Monday 18 January 2010

Putting The D Into DUP?

We have all known her. The temp who came for a few weeks and stayed for ever. Arlene Foster is one such. And where has she come from? She was one of the "hardliners" who defected to the DUP from the UUP in protest at David Trimble's agreement to coalition with Sinn Fein.

They joined the DUP because they had nowhere else to go. But their leading light was Jeffrey Donaldson, erstwhile aide to Enoch Powell. The Reverend Martin Smyth was retiring anyway, but he endorsed the DUP rather than the UUP candidate to succeed him. If David Burnside had switched parties, then he might have kept his seat. Smyth and Burnside were also veteran integrationists, like Donaldson and his followers, including Foster. And Smyth, at least, was as much a veteran Radical Rightist as Donaldson, being a Monday Club stalwart. All of which is a long, long way from the DUP.

And so to Foster, of solidly integrationist and monetarist political background, but now for all practical purposes the Leader of the DUP and, under its banner, the First Minister of Northern Ireland. She is even a member of the Church of Ireland. A Conservative Evangelical one, as they tend to be in North Ireland; they tend towards Liberal Protestantism in the Republic. But even so, not even the Presbyterian Church of Ireland, comparable to the more conservative wing of the Church of Scotland, with some who relate more to the Free Church of Scotland. And certainly neither the Free Methodism of the Robinsons nor the Free Presbyterianism (not that it manifests too much Calvinistic theology or Presbyterian polity, unlike its unconnected Scottish namesake) of the Paisleys. An Anglican. A very conservative, very "Low" Anglican. But therefore an Anglican as Cranmer intended. She has said that one of her favourite books is the Book of Common Prayer, which, I confidently suggest, is used neither at the Robinsons' church nor by Paisley.

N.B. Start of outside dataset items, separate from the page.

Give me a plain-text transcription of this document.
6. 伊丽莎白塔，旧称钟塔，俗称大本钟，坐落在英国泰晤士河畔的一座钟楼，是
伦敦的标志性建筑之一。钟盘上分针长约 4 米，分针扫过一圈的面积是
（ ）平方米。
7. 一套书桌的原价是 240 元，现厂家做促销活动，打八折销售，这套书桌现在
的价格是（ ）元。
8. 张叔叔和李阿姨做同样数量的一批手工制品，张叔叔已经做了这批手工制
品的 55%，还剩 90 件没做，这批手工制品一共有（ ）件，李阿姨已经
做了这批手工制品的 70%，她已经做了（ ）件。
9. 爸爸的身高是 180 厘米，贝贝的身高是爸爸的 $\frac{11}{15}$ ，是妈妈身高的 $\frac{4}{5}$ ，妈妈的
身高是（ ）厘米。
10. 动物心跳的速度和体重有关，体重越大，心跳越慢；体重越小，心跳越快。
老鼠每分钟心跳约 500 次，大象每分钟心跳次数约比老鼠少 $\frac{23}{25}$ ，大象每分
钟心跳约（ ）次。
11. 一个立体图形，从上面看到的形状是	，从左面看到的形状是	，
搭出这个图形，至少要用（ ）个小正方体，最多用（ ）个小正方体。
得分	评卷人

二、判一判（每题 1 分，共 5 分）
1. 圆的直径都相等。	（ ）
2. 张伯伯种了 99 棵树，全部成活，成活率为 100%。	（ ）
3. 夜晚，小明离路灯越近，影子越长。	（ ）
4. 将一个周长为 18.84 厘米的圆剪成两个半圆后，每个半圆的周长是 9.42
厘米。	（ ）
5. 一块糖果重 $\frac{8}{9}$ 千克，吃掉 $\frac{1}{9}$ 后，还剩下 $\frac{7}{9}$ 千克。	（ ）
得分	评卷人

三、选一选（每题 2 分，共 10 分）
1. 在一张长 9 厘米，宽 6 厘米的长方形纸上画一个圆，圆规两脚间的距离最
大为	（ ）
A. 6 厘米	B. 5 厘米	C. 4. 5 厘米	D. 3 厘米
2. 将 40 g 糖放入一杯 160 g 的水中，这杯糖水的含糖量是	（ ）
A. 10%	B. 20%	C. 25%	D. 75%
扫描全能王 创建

Are we witnessing an integrationist takeover of the DUP? In Foster's elevation, has it already come to pass? Wholesale "Thatcherite" economic policy would never work in Northern Ireland, which is why it was never attempted there. So in that sphere the Old DUP should be able to hold on to its working-class and rural populism, basically that of post-War British social democracy. There is no dispute over the moral and social agenda of the old-time religion. Nor over the cultural agenda of Ulster Protestantism, at least where Ulster-Scots is not concerned, and possibly even where it is. So the retention of economic populism looks like the price that the New DUP will have to pay if it wants the party as a whole to accept the key principle of the people who now seem to be running it, the principle for the sake of which they left the UUP: the government of Northern Ireland "as if it were any other part of the United Kingdom".

A principle the application of which, including the contesting of elections in Northern Ireland by all the mainland parties, would have precluded absolutely the grievances giving rise to the Civil Rights movement. Among so many other Troubles.

But for which mainland party could DUP supporters vote? Like so many other people in Northern Ireland and everywhere else, none. Until there exists throughout the United Kingdom a party which is economically social democratic, morally and socially conservative, and patriotically committed to the Union and to the Commonwealth, the latter to be joined as soon as possible by the Irish Republic, which enthusiastically renounced any claim to Northern Ireland more than a decade ago.